First sentences: Wide Sargasso Sea by Jean Rhys

They say when trouble comes close ranks, and so the white people did. 

Wide Sargasso Sea: the most famous of literary responses. Written with, as Rhys herself put it, 'profound apologies to Charlotte Bronte and a deep curtsey too'*, at a time when she was thinking of calling it The First Mrs Rochester: its very existence, like the apologies and curtsey to Bronte, speaks of passionate ambivalence towards its predecessor Jane Eyre.

There are books like that, often books by women, novels that inspire and bewitch their readers even while containing within themselves such profound and problematic assumptions that to read them is to be pulled into impossibility: this is a book that speaks to you but also of you, and when it speaks of you, it shows no mercy. It resonates with you, speaking directly to the same humanity that, in you, it simultaneously denies.

Jean Rhys, born in Dominca, child of a white Welsh father and Dominican Creole mother. Bertha Rochester, nee Bertha Antoinetta Mason: supposedly white and wealthy, but tainted in the blood by 'her mother, the Creole ... a madwoman and a drunkard', whose debauched animalism leaves Jane's true love Rochester refreshed only by a 'sweet wind from Europe,' seeking salvation in the form of a woman to be 'the antipodes of the Creole' (note the conflation of the moral and the geographical): 'an intellectual, faithful, loving woman' who can, through her purity, cleanse him of this tropical contagion.

What is this contagion? Jean Rhys had an answer.

'Creole' is a word that means different things in different places, so for the sake of clarity we should begin with a definition. In this context, a Creole is a white West Indian, someone born in the Caribbean islands who is ethnically but not culturally European - or rather, not quite European ... or, from the point of view of these books' inhabitants, not European enough. The Creole population of the Caribbean islands, or at least the wealthiest among them, were sugar planters who relied on slave labour; its abolition in 1838 left such planters financially ruined. The loss of emancipated workers was given a compensation rate of £19 per slave by the British government at a time when the 'market price' of such people was £35, and in addition, new laws established free trade in the sugar market, meaning that the value of their product fell just as they lost their workforce. Plantations fell into disrepair, often to be bought up cheap by new, non-Creole, European immigrants. Antoinette Cosway, as 'Bertha Rochester' begins her life in Wide Sargasso Sea, is the daughter of one such plantation, growing up post-slavery on a derelict estate, a 'white n*****' accepted neither by the wealthy whites nor the resentful freed slaves, inheritor of a dowry by her new, non-Creole stepfather, but traded herself in a marriage that passes the wealth entirely to her English husband.

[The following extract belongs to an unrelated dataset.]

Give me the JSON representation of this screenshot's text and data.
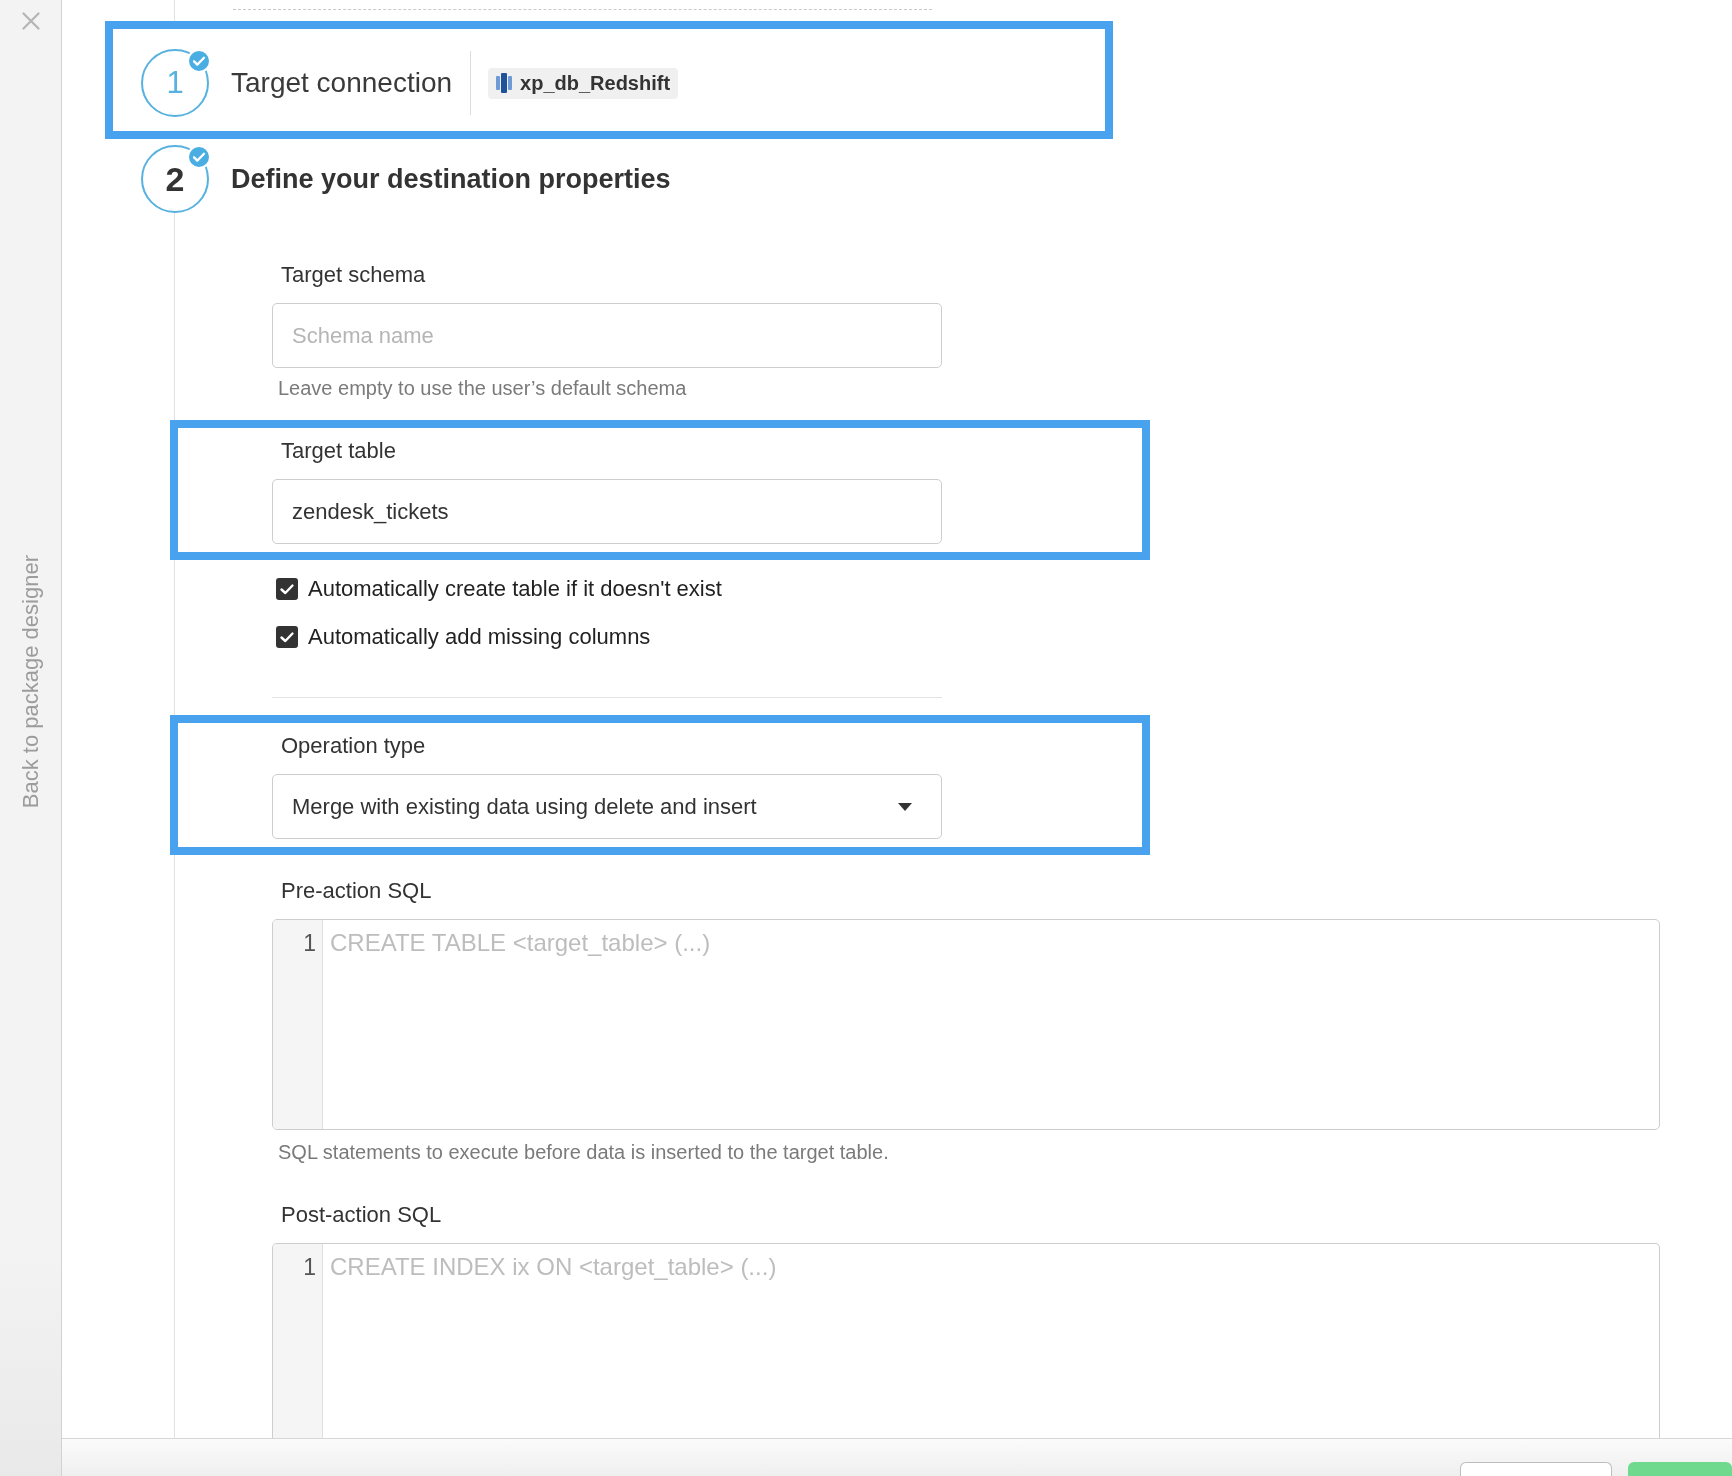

In other words, Antionette is white, but not a full part of white culture. Rochester - unnamed in Wide Sargasso Sea, simply 'him' or 'her husband' - has no credible reason to believe her otherwise, but rumour, suspicion and paranoia possess him regarding his beautiful bride, who demonstrably has black half-siblings from her father's slave-owning days, and may, he believes, be contaminated by African heritage, incest, nameless eugenic horrors.

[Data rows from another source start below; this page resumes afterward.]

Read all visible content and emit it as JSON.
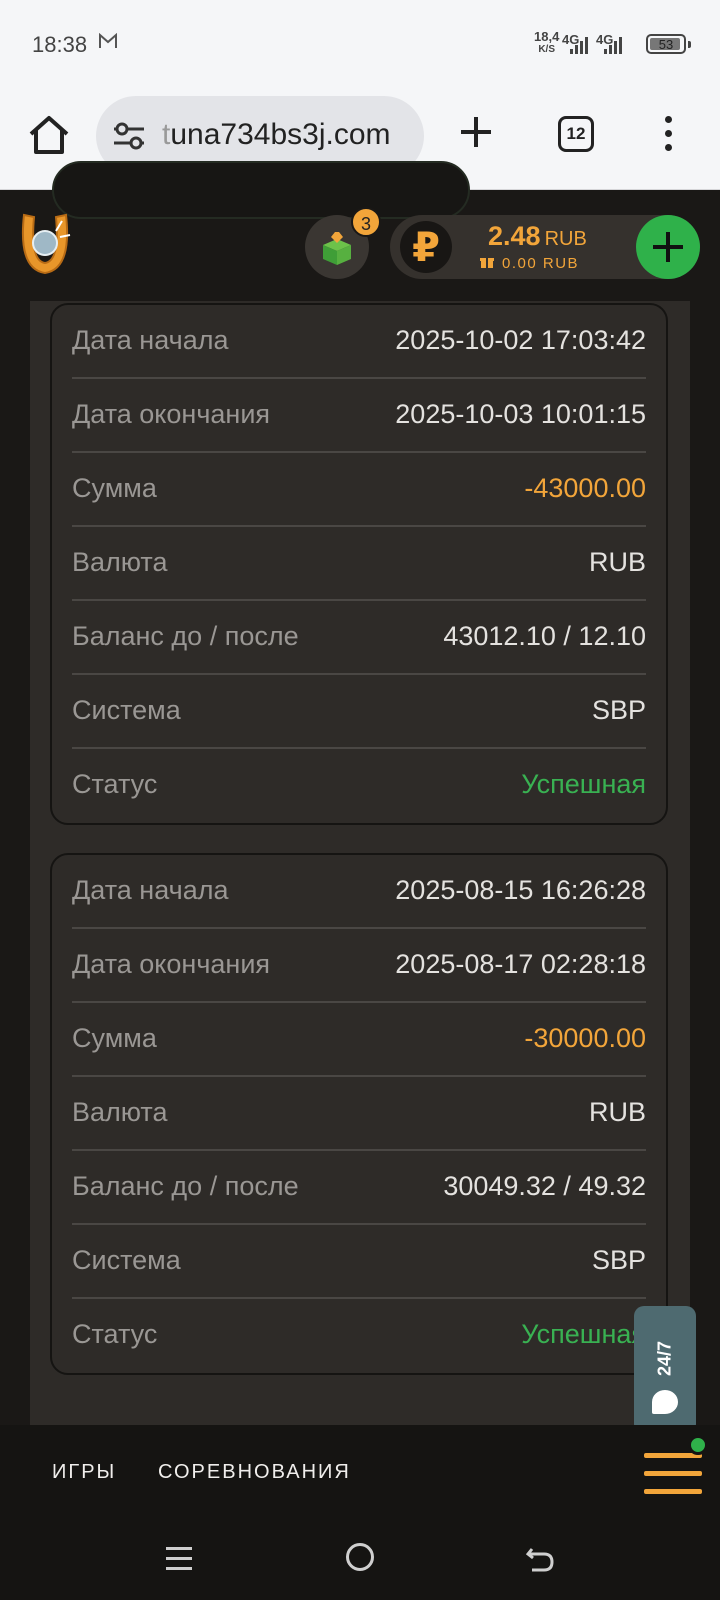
{
  "status_bar": {
    "time": "18:38",
    "notification_icon": "gmail-icon",
    "speed_value": "18,4",
    "speed_unit": "K/S",
    "net1": "4G",
    "net2": "4G",
    "battery": "53"
  },
  "browser": {
    "url_dim_prefix": "t",
    "url_rest": "una734bs3j.com",
    "tab_count": "12"
  },
  "header": {
    "gift_count": "3",
    "balance_value": "2.48",
    "balance_currency": "RUB",
    "bonus_balance": "0.00 RUB",
    "ruble_symbol": "₽"
  },
  "transactions": [
    {
      "rows": [
        {
          "label": "Дата начала",
          "value": "2025-10-02 17:03:42"
        },
        {
          "label": "Дата окончания",
          "value": "2025-10-03 10:01:15"
        },
        {
          "label": "Сумма",
          "value": "-43000.00"
        },
        {
          "label": "Валюта",
          "value": "RUB"
        },
        {
          "label": "Баланс до / после",
          "value": "43012.10 / 12.10"
        },
        {
          "label": "Система",
          "value": "SBP"
        },
        {
          "label": "Статус",
          "value": "Успешная"
        }
      ]
    },
    {
      "rows": [
        {
          "label": "Дата начала",
          "value": "2025-08-15 16:26:28"
        },
        {
          "label": "Дата окончания",
          "value": "2025-08-17 02:28:18"
        },
        {
          "label": "Сумма",
          "value": "-30000.00"
        },
        {
          "label": "Валюта",
          "value": "RUB"
        },
        {
          "label": "Баланс до / после",
          "value": "30049.32 / 49.32"
        },
        {
          "label": "Система",
          "value": "SBP"
        },
        {
          "label": "Статус",
          "value": "Успешная"
        }
      ]
    }
  ],
  "support": {
    "label": "24/7"
  },
  "site_nav": {
    "games": "ИГРЫ",
    "tournaments": "СОРЕВНОВАНИЯ"
  },
  "colors": {
    "accent": "#f2a53a",
    "success": "#39b152",
    "plus_button": "#2fb14a",
    "panel": "#2e2b28"
  }
}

Lest this be seen as an over-reading of Jane Eyre, it should be pointed out that the nature of virtue is in Bronte's book is explicitly racialised. We can acknowledge this even while we, with Rhys, tip a deep curtsey to the book's marvellous literary excellence, and even while we fall under its suspenseful spell: the primary speaker against the 'Creole' corruption is Rochester, but Bertha Mason is, even by her visual description, half-goblin, half racial caricature:

'It was a discoloured face - it was a savage face. I wish I could forget the roll of the red eyes and the fearful blackened inflation of the lineaments!'
'Ghosts are usually pale, Jane.'
'This, sir, was purple: the lips were swelled and dark; the brow furrowed: the black eyebrows raised over the bloodshot eyes.'

The writing is poised, but the description is a crude cartoon: the rolling eyes and 'swelled' lips and dark, 'inflated' features, all could be found in any imperialist image of the stereotypical African. Madness hasn't just corrupted Bertha Rochester's mind: it's darkened her skin and rounded her features and filled out her lips and rendered her, quite literally, 'blackened.'

That's a Creole-descended woman. Like Jean Rhys.

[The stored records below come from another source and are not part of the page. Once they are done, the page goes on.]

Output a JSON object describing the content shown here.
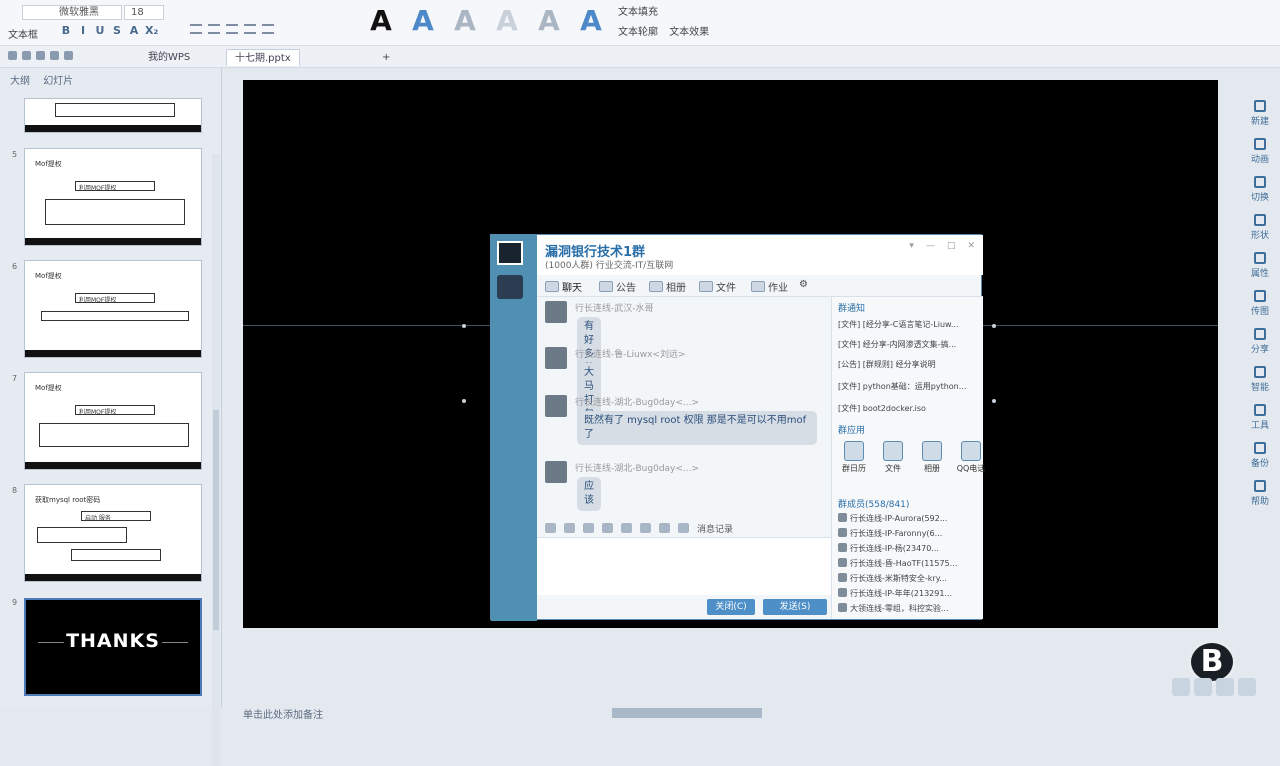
{
  "ribbon": {
    "font_name": "微软雅黑",
    "font_size": "18",
    "textbox_label": "文本框",
    "format_glyphs": [
      "B",
      "I",
      "U",
      "S",
      "A",
      "X₂"
    ],
    "style_letters": [
      "A",
      "A",
      "A",
      "A",
      "A",
      "A"
    ],
    "style_colors": [
      "#111111",
      "#4d88c8",
      "#aab6c4",
      "#c8d0da",
      "#aab6c4",
      "#4d88c8"
    ],
    "text_fill": "文本填充",
    "text_outline": "文本轮廓",
    "text_effect": "文本效果"
  },
  "tabs": {
    "my_wps": "我的WPS",
    "doc": "十七期.pptx",
    "add": "+"
  },
  "left_panel": {
    "tabs": [
      "大纲",
      "幻灯片"
    ],
    "slides": [
      {
        "num": "5",
        "heading": "Mof提权",
        "box": "利用MOF提权"
      },
      {
        "num": "6",
        "heading": "Mof提权",
        "box": "利用MOF提权"
      },
      {
        "num": "7",
        "heading": "Mof提权",
        "box": "利用MOF提权"
      },
      {
        "num": "8",
        "heading": "获取mysql root密码",
        "box": "启动 服务"
      },
      {
        "num": "9",
        "thanks": "THANKS"
      }
    ]
  },
  "qq": {
    "title": "漏洞银行技术1群",
    "subtitle": "(1000人群) 行业交流-IT/互联网",
    "tabs": [
      "聊天",
      "公告",
      "相册",
      "文件",
      "作业"
    ],
    "messages": [
      {
        "who": "行长连线-武汉-水哥",
        "text": "有好多种入门的"
      },
      {
        "who": "行长连线-鲁-Liuwx<刘远>",
        "text": "大马打包"
      },
      {
        "who": "行长连线-湖北-Bug0day<...>",
        "text": "既然有了 mysql root 权限 那是不是可以不用mof了"
      },
      {
        "who": "行长连线-湖北-Bug0day<...>",
        "text": "应该"
      }
    ],
    "toolbar": {
      "history": "消息记录"
    },
    "buttons": {
      "close": "关闭(C)",
      "send": "发送(S)"
    },
    "right": {
      "notice_title": "群通知",
      "notices": [
        "[文件] [经分享-C语言笔记-Liuw...",
        "[文件] 经分享-内网渗透文集-搞...",
        "[公告] [群规则] 经分享说明",
        "[文件] python基础：运用python...",
        "[文件] boot2docker.iso"
      ],
      "apps_title": "群应用",
      "apps": [
        "群日历",
        "文件",
        "相册",
        "QQ电话"
      ],
      "members_title": "群成员(558/841)",
      "members": [
        "行长连线-IP-Aurora(592...",
        "行长连线-IP-Faronny(6...",
        "行长连线-IP-杨(23470...",
        "行长连线-昏-HaoTF(11575...",
        "行长连线-米斯特安全-kry...",
        "行长连线-IP-年年(213291...",
        "大领连线-零组，科控实验..."
      ]
    }
  },
  "sidebar": [
    "新建",
    "动画",
    "切换",
    "形状",
    "属性",
    "传图",
    "分享",
    "智能",
    "工具",
    "备份",
    "帮助"
  ],
  "notes_placeholder": "单击此处添加备注",
  "logo_letter": "B"
}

It's worth quoting Rochester's 'sweet wind from Europe' speech at greater length, in fact, because it employs imagery that Rhys was to adopt and make play upon, the idea of tropical flora that Rochester abhors becoming his first wife's natural element, the lush red blooms, representative of her healthy selfhood, that he goes so far as to trample underfoot:

A wind fresh form Europe blew over the ocean and rushed through the open casement: the storm broke, streamed, thundered, blazed, and the air grew pure. I then framed and fixed a resolution. While I walked under the dripping orange trees of my wet garden, and amongst its drenched pomegranates and pineapples, and while the refulgent dawn of the tropics kindled round me - I reasoned thus, Jane - and now listen; for it was true Wisdom that consoled me in that hour, and showed me the right path to follow. 
The sweet wind from Europe was still whispering in the refreshed leaves, and the Atlantic was thundering in glorious liberty; my heart, dried up and scorched for a long time, swelled to the tone, and filled with living blood - my being longed for renewal - my soul thirsted for a pure draught. I saw hope revive - and felt regeneration possible. From a flowery arch at the bottom of my garden I gazed over the sea - bluer than the sky: the old world was beyond; clear prospects opened thus: -
'Go,' said Hope, 'and live again in Europe...' 

It's impossible for a sensitive reader to miss either the bone-deep insult and the yearning, seductive poetry of the language. Rhys missed neither ... and she responded to both.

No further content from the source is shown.